The processing steps S1-S3 are substantially the same as the processing steps S4-S6 in processing manner and sequence, and differ only in processing direction, and the specific processing manner is exemplified by, for example, arranging the drilling units at odd-numbered sequence stations, such as 1, 3, 5, 7, 9, 11 … …, and arranging the tapping units at even-numbered sequence stations, such as 2, 4, 6, 8, 10, 12 … …, first, the processing step S1 performs the drilling units at the 1, 3, 5, 7, 9, 11 … … stations, completes the drilling of the first set of holes, then, the drilling unit at the processing step S1 is reset, the part 7 is translated by a distance along the Y axis, the processing step S2 performs the drilling and tapping at the 1, 2, 3, 4, 5, 6, 7, 8, 9, 10, 11, 12 … … stations, completes the drilling and tapping of the first set of holes, and the second set of holes, and finally, the processing step S2 performs the processing step S2, 4. 6, 8, 10, 12 …. the tapping unit of the station then performs the tapping unit reset of tapping step S3, completing the second set of hole taps.

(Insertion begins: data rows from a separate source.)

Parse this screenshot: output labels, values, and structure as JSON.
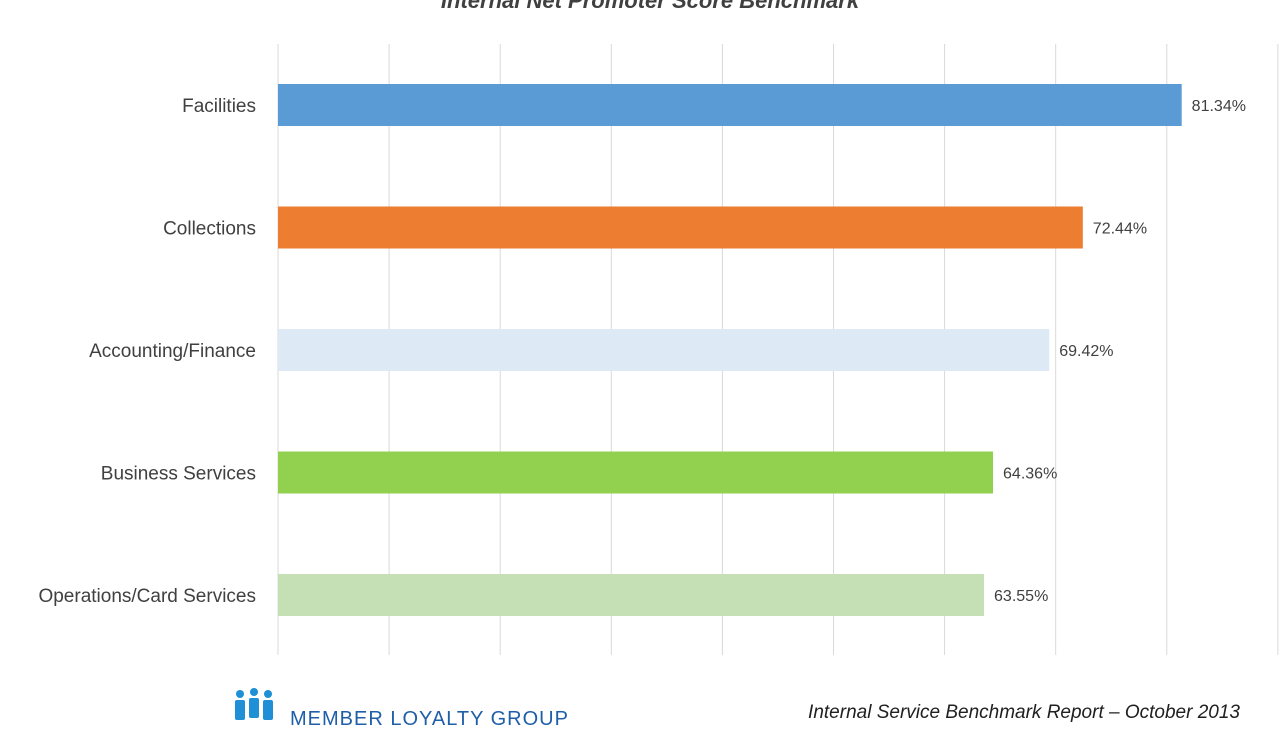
{
  "chart_data": {
    "type": "bar",
    "orientation": "horizontal",
    "title": "Internal Net Promoter Score Benchmark",
    "categories": [
      "Facilities",
      "Collections",
      "Accounting/Finance",
      "Business Services",
      "Operations/Card Services"
    ],
    "values": [
      81.34,
      72.44,
      69.42,
      64.36,
      63.55
    ],
    "data_labels": [
      "81.34%",
      "72.44%",
      "69.42%",
      "64.36%",
      "63.55%"
    ],
    "colors": [
      "#5b9bd5",
      "#ed7d31",
      "#ddeaf6",
      "#92d050",
      "#c5e0b4"
    ],
    "xlim": [
      0,
      90
    ],
    "x_gridlines": [
      0,
      10,
      20,
      30,
      40,
      50,
      60,
      70,
      80,
      90
    ],
    "grid": true,
    "gridline_color": "#d9d9d9",
    "xlabel": "",
    "ylabel": "",
    "legend": "none"
  },
  "footer": {
    "logo_text": "MEMBER LOYALTY GROUP",
    "logo_icon": "people-group-icon",
    "logo_color": "#1f8fd6",
    "report_label": "Internal Service Benchmark Report – October 2013"
  }
}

The hole machining step further comprises the step that after the tapping process of the fourth group of holes is completed, the workbench drives the part 7 to move out of the machining area, and the part 7 is dismounted from the workbench through the balance crane 5.

According to the machining method of the large double-sided array multi-hole drill, the part 7 and the workbench move in any direction of the Y axis of the workbench at the same time, the moving distance is 60mm, the drilling unit and the tapping unit comprise a controller, an air cylinder, a power head and other parts, the arrangement space is in a tight state, the 60mm can adapt to spatial arrangement on the one hand, and meanwhile the 60mm can be multiplied for adjustment according to the actual condition of a product and the reference of the 60 mm.

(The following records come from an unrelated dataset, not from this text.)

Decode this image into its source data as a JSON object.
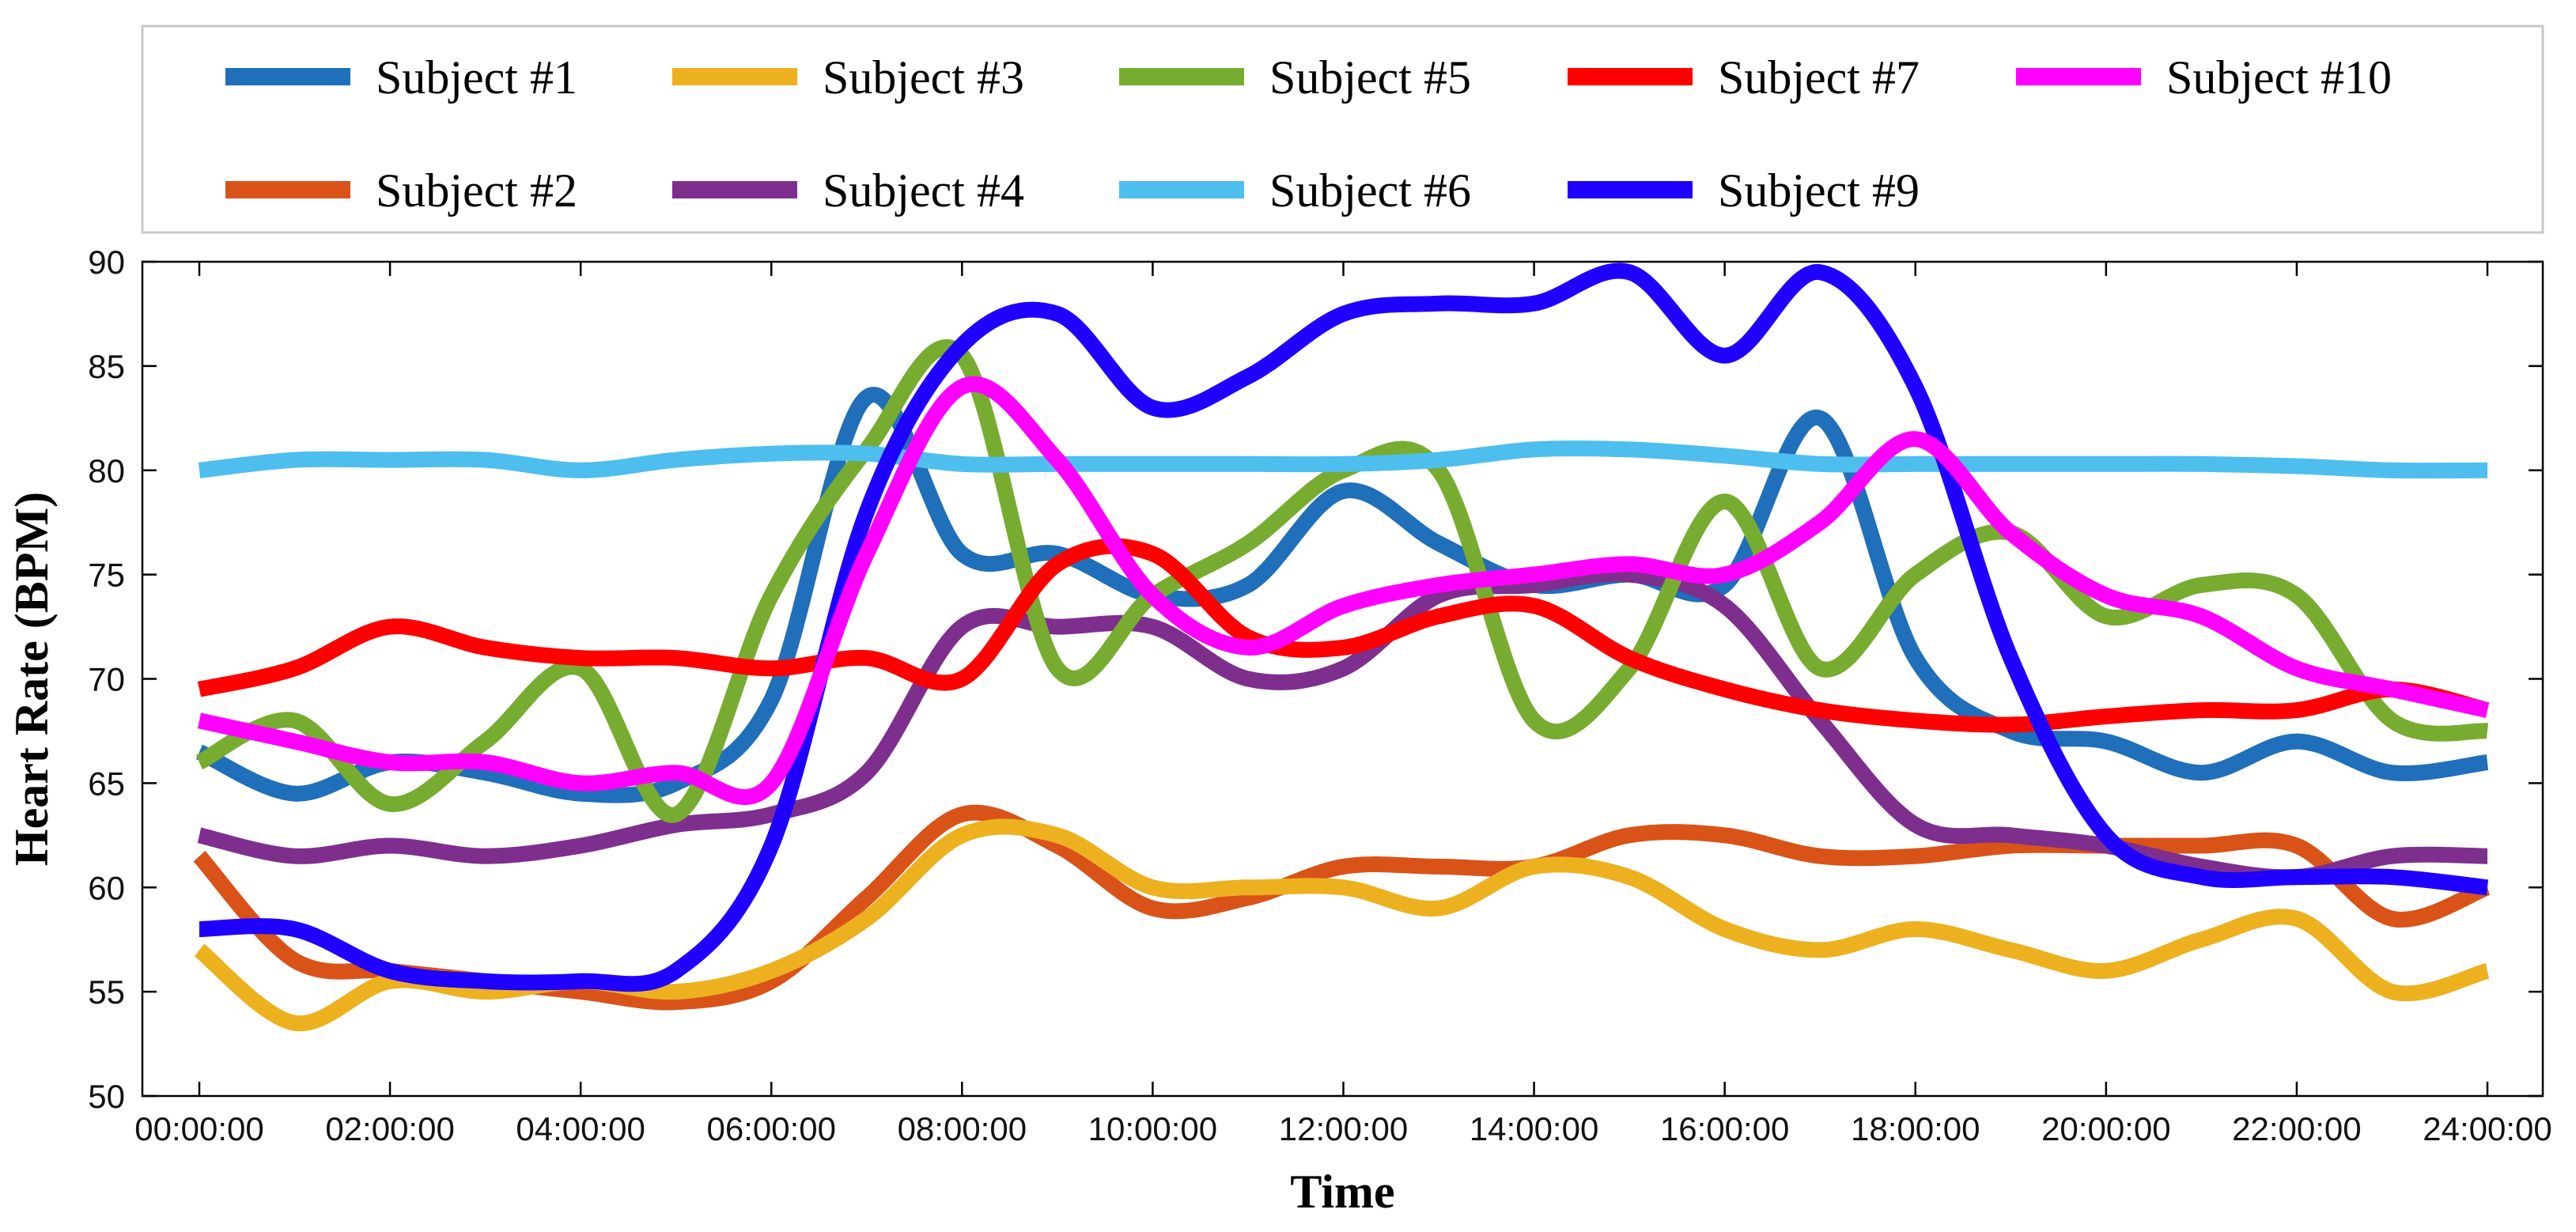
{
  "chart_data": {
    "type": "line",
    "xlabel": "Time",
    "ylabel": "Heart Rate (BPM)",
    "ylim": [
      50,
      90
    ],
    "xlim": [
      "00:00:00",
      "24:00:00"
    ],
    "x_tick_labels": [
      "00:00:00",
      "02:00:00",
      "04:00:00",
      "06:00:00",
      "08:00:00",
      "10:00:00",
      "12:00:00",
      "14:00:00",
      "16:00:00",
      "18:00:00",
      "20:00:00",
      "22:00:00",
      "24:00:00"
    ],
    "y_tick_labels": [
      "50",
      "55",
      "60",
      "65",
      "70",
      "75",
      "80",
      "85",
      "90"
    ],
    "grid": false,
    "legend_position": "top",
    "x": [
      "00:00:00",
      "01:00:00",
      "02:00:00",
      "03:00:00",
      "04:00:00",
      "05:00:00",
      "06:00:00",
      "07:00:00",
      "08:00:00",
      "09:00:00",
      "10:00:00",
      "11:00:00",
      "12:00:00",
      "13:00:00",
      "14:00:00",
      "15:00:00",
      "16:00:00",
      "17:00:00",
      "18:00:00",
      "19:00:00",
      "20:00:00",
      "21:00:00",
      "22:00:00",
      "23:00:00",
      "24:00:00"
    ],
    "series": [
      {
        "name": "Subject #1",
        "color": "#1F6FBA",
        "values": [
          66.5,
          64.5,
          66,
          65.5,
          64.5,
          65,
          69,
          83.5,
          76,
          76,
          74,
          74.5,
          79,
          76.5,
          74.5,
          75,
          74.5,
          82.5,
          71,
          67.5,
          67,
          65.5,
          67,
          65.5,
          66
        ]
      },
      {
        "name": "Subject #2",
        "color": "#D95319",
        "values": [
          61.5,
          56.5,
          56,
          55.5,
          55,
          54.5,
          55.5,
          59.5,
          63.5,
          62,
          59,
          59.5,
          61,
          61,
          61,
          62.5,
          62.5,
          61.5,
          61.5,
          62,
          62,
          62,
          62,
          58.5,
          60
        ]
      },
      {
        "name": "Subject #3",
        "color": "#EDB120",
        "values": [
          57,
          53.5,
          55.5,
          55,
          55.5,
          55,
          56,
          58.5,
          62.5,
          62.5,
          60,
          60,
          60,
          59,
          61,
          60.5,
          58,
          57,
          58,
          57,
          56,
          57.5,
          58.5,
          55,
          56
        ]
      },
      {
        "name": "Subject #4",
        "color": "#7E2F8E",
        "values": [
          62.5,
          61.5,
          62,
          61.5,
          62,
          63,
          63.5,
          65.5,
          72.5,
          72.5,
          72.5,
          70,
          70.5,
          74,
          74.5,
          75,
          73.5,
          68,
          63,
          62.5,
          62,
          61,
          60.5,
          61.5,
          61.5
        ]
      },
      {
        "name": "Subject #5",
        "color": "#77AC30",
        "values": [
          66,
          68,
          64,
          67,
          70.5,
          63.5,
          74,
          81,
          85.5,
          70.5,
          74,
          76.5,
          80,
          80,
          68,
          70.5,
          78.5,
          70.5,
          75,
          77,
          73,
          74.5,
          74,
          68,
          67.5
        ]
      },
      {
        "name": "Subject #6",
        "color": "#4DBEEE",
        "values": [
          80,
          80.5,
          80.5,
          80.5,
          80,
          80.5,
          80.8,
          80.8,
          80.3,
          80.3,
          80.3,
          80.3,
          80.3,
          80.5,
          81,
          81,
          80.7,
          80.3,
          80.3,
          80.3,
          80.3,
          80.3,
          80.2,
          80,
          80
        ]
      },
      {
        "name": "Subject #7",
        "color": "#FF0000",
        "values": [
          69.5,
          70.5,
          72.5,
          71.5,
          71,
          71,
          70.5,
          71,
          70,
          75.5,
          76,
          72,
          71.5,
          73,
          73.5,
          71,
          69.5,
          68.5,
          68,
          67.8,
          68.2,
          68.5,
          68.5,
          69.5,
          68.5
        ]
      },
      {
        "name": "Subject #9",
        "color": "#1F00FF",
        "values": [
          58,
          58,
          56,
          55.5,
          55.5,
          56,
          62,
          78,
          86,
          87.5,
          83,
          84.5,
          87.5,
          88,
          88,
          89.5,
          85.5,
          89.5,
          84,
          71,
          62.5,
          60.5,
          60.5,
          60.5,
          60
        ]
      },
      {
        "name": "Subject #10",
        "color": "#FF00FF",
        "values": [
          68,
          67,
          66,
          66,
          65,
          65.5,
          65,
          76,
          84,
          80.5,
          74,
          71.5,
          73.5,
          74.5,
          75,
          75.5,
          75,
          77.5,
          81.5,
          77,
          74,
          73,
          70.5,
          69.5,
          68.5
        ]
      }
    ]
  },
  "legend": {
    "items": [
      {
        "label": "Subject #1",
        "color": "#1F6FBA"
      },
      {
        "label": "Subject #3",
        "color": "#EDB120"
      },
      {
        "label": "Subject #5",
        "color": "#77AC30"
      },
      {
        "label": "Subject #7",
        "color": "#FF0000"
      },
      {
        "label": "Subject #10",
        "color": "#FF00FF"
      },
      {
        "label": "Subject #2",
        "color": "#D95319"
      },
      {
        "label": "Subject #4",
        "color": "#7E2F8E"
      },
      {
        "label": "Subject #6",
        "color": "#4DBEEE"
      },
      {
        "label": "Subject #9",
        "color": "#1F00FF"
      }
    ]
  }
}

The processing method of the large double-sided array multi-hole drill executes the processing step S1, the processing step S2 and the processing step S3, simultaneously opens the first cooling system, the first cooling system sprays cooling liquid, and the drill bit and the tapping head are cooled in the processing process of the processing steps S1-S3.

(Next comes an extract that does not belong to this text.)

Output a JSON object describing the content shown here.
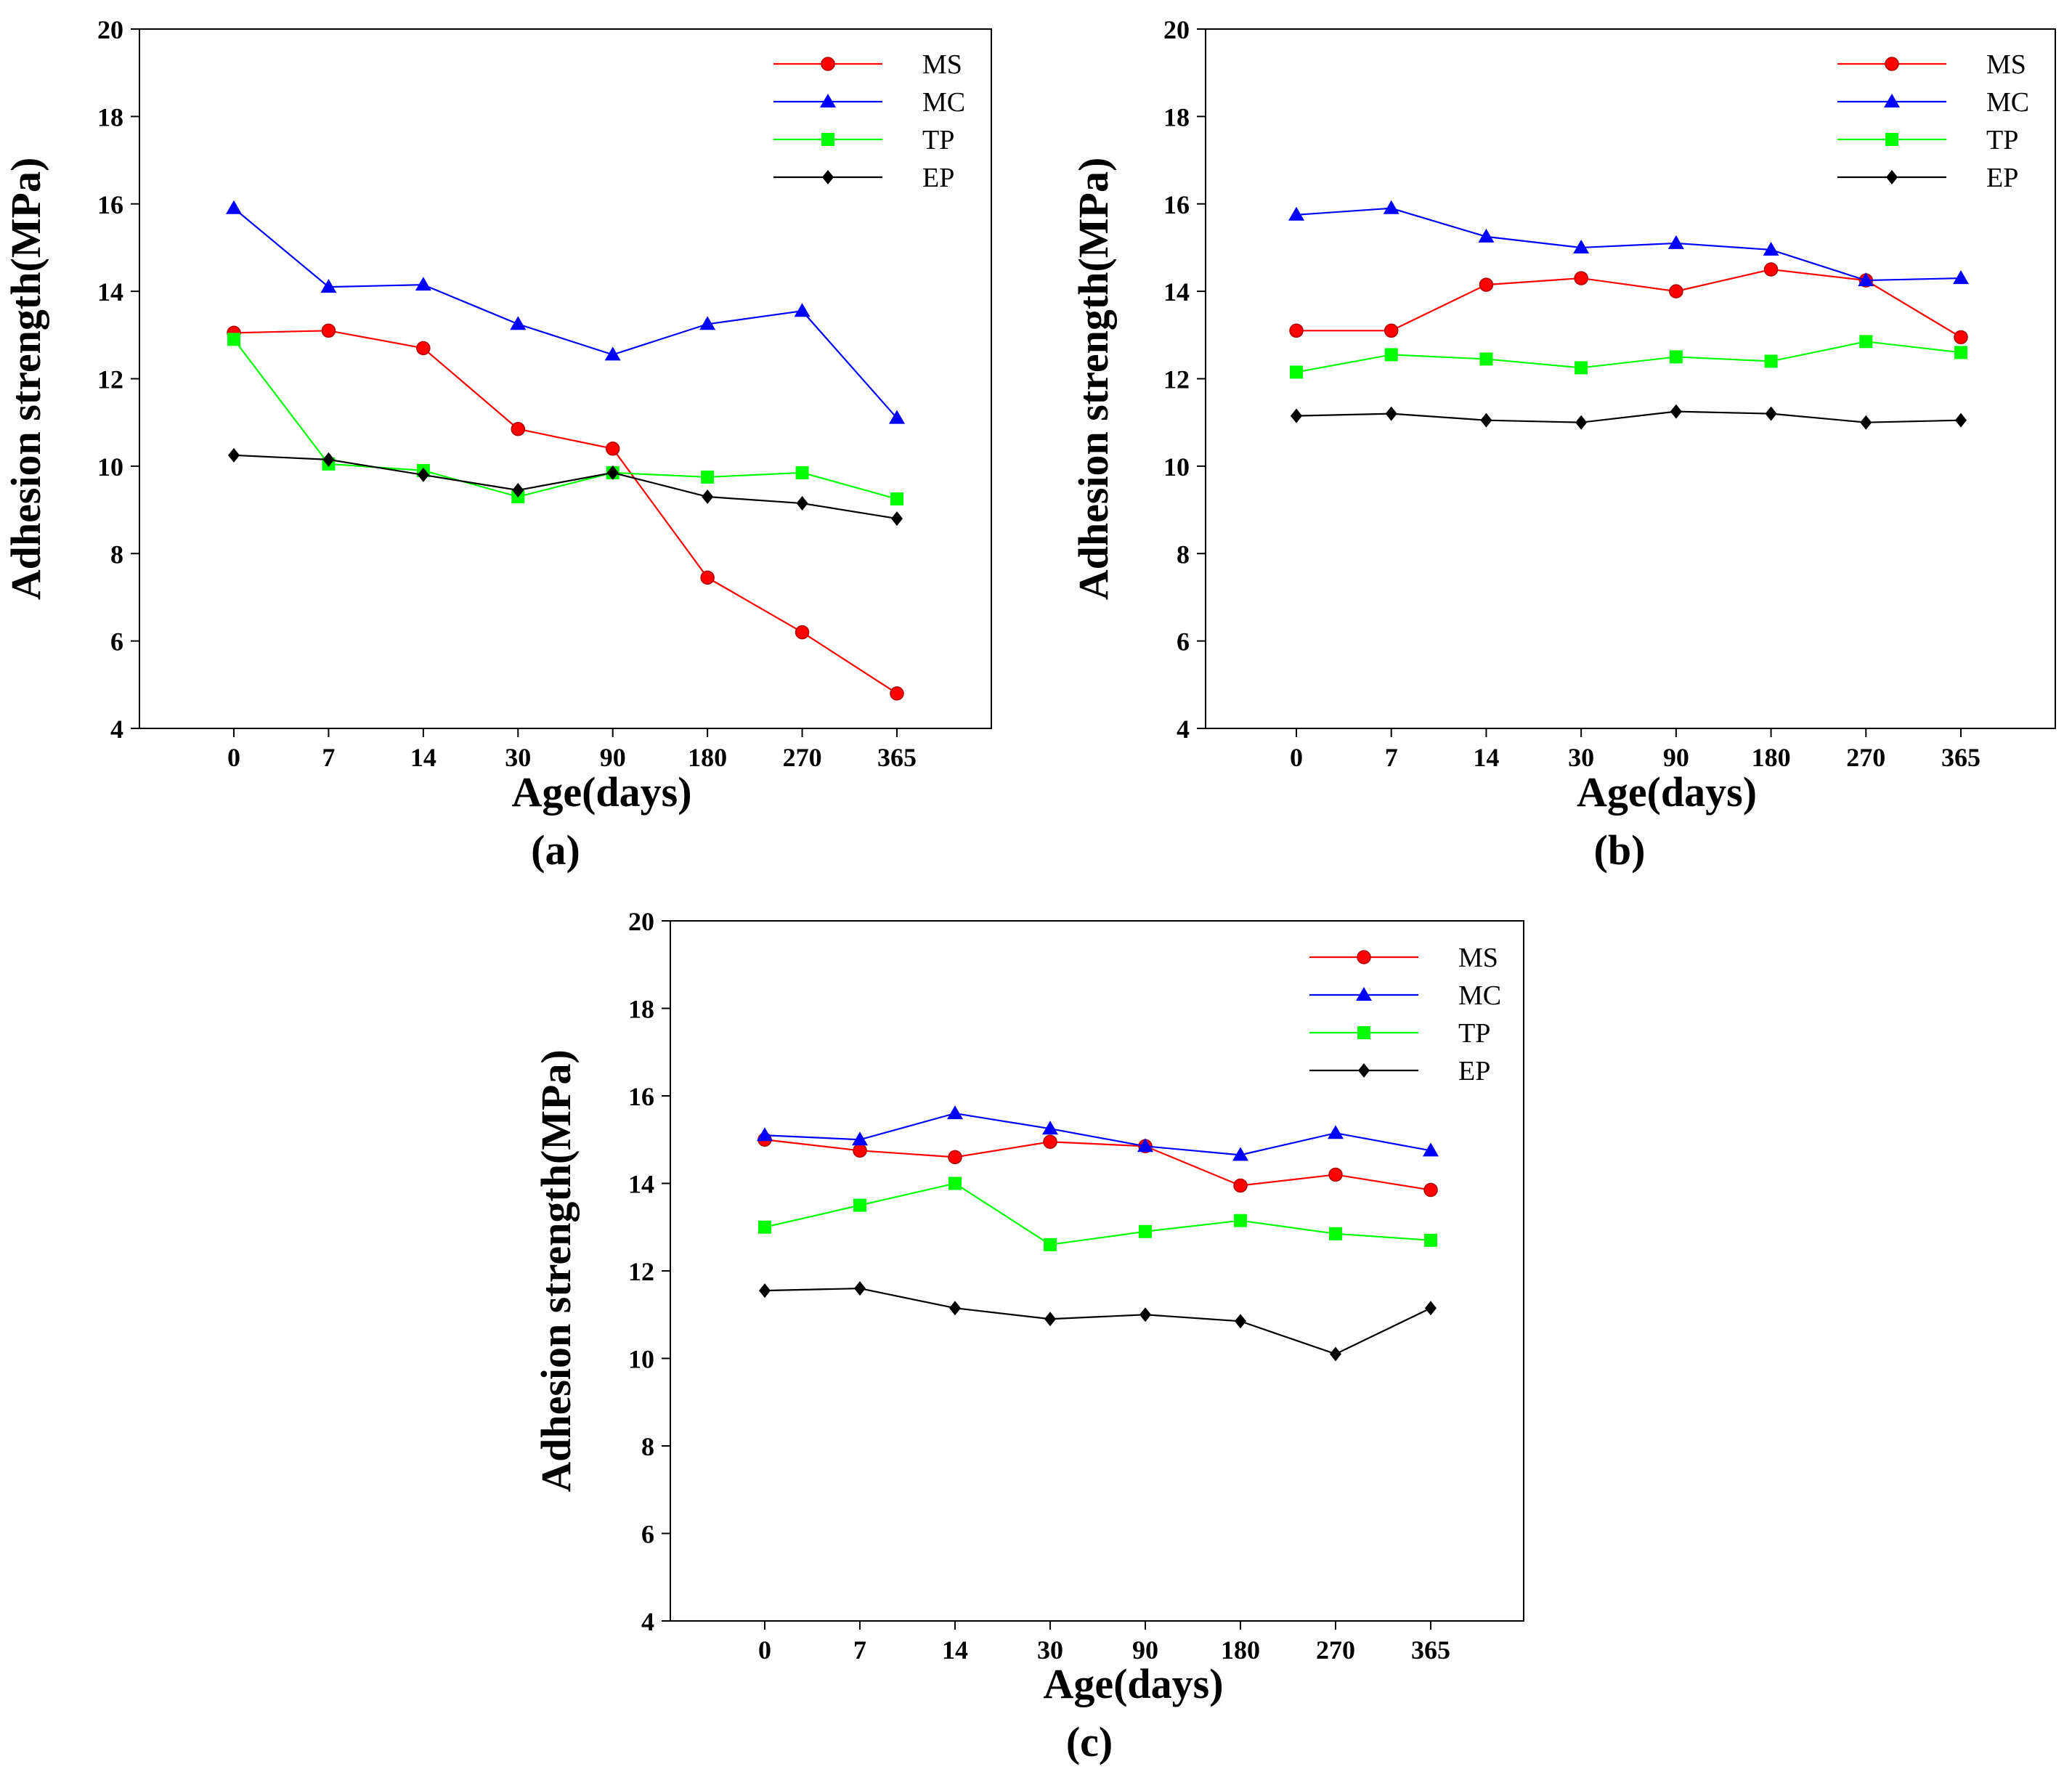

The processing method of the large double-sided array multi-hole drill executes the processing step S4, the processing step S5 and the processing step S6, simultaneously opens the second cooling system, the second cooling system sprays cooling liquid, and the drill bit and the tapping head are cooled in the processing process of the processing steps S4-S6.

According to the processing method of the large-scale double-sided array multi-hole drill, a first cooling system sprays cooling liquid to a first drilling unit 1 set and a first tapping unit 2 set, and a second cooling system sprays cooling liquid to a second drilling unit 3 set and a second tapping unit 4 set.

The cooling liquid consists of the following substances in percentage by weight: 22% -28% of N46 mineral oil; 20% -25% of di-n-butyl phosphite; 20% -25% of tricresyl phosphate; 8% -12% of potassium borate; 4% -6% of alkyl benzoic acid; 2% -4% of sulfated fatty ester sodium; 5 to 8 percent of alkylphenol ethylene oxide.

The processing method of the large double-sided array multi-hole drill comprises the steps of S1 processing, S2 processing and S3 processing which are all automatically controlled by a PLC, and the time interval between every two hole processing steps is 5-10 seconds.

It will be evident to those skilled in the art that the invention is not limited to the details of the foregoing illustrative embodiments, and that the present invention may be embodied in other specific forms without departing from the spirit or essential attributes thereof, and it is therefore intended that the present embodiments be considered in all respects as illustrative and not restrictive, the scope of the invention being indicated by the appended claims rather than by the foregoing description, and all changes which come within the meaning and range of equivalency of the claims are therefore intended to be embraced therein.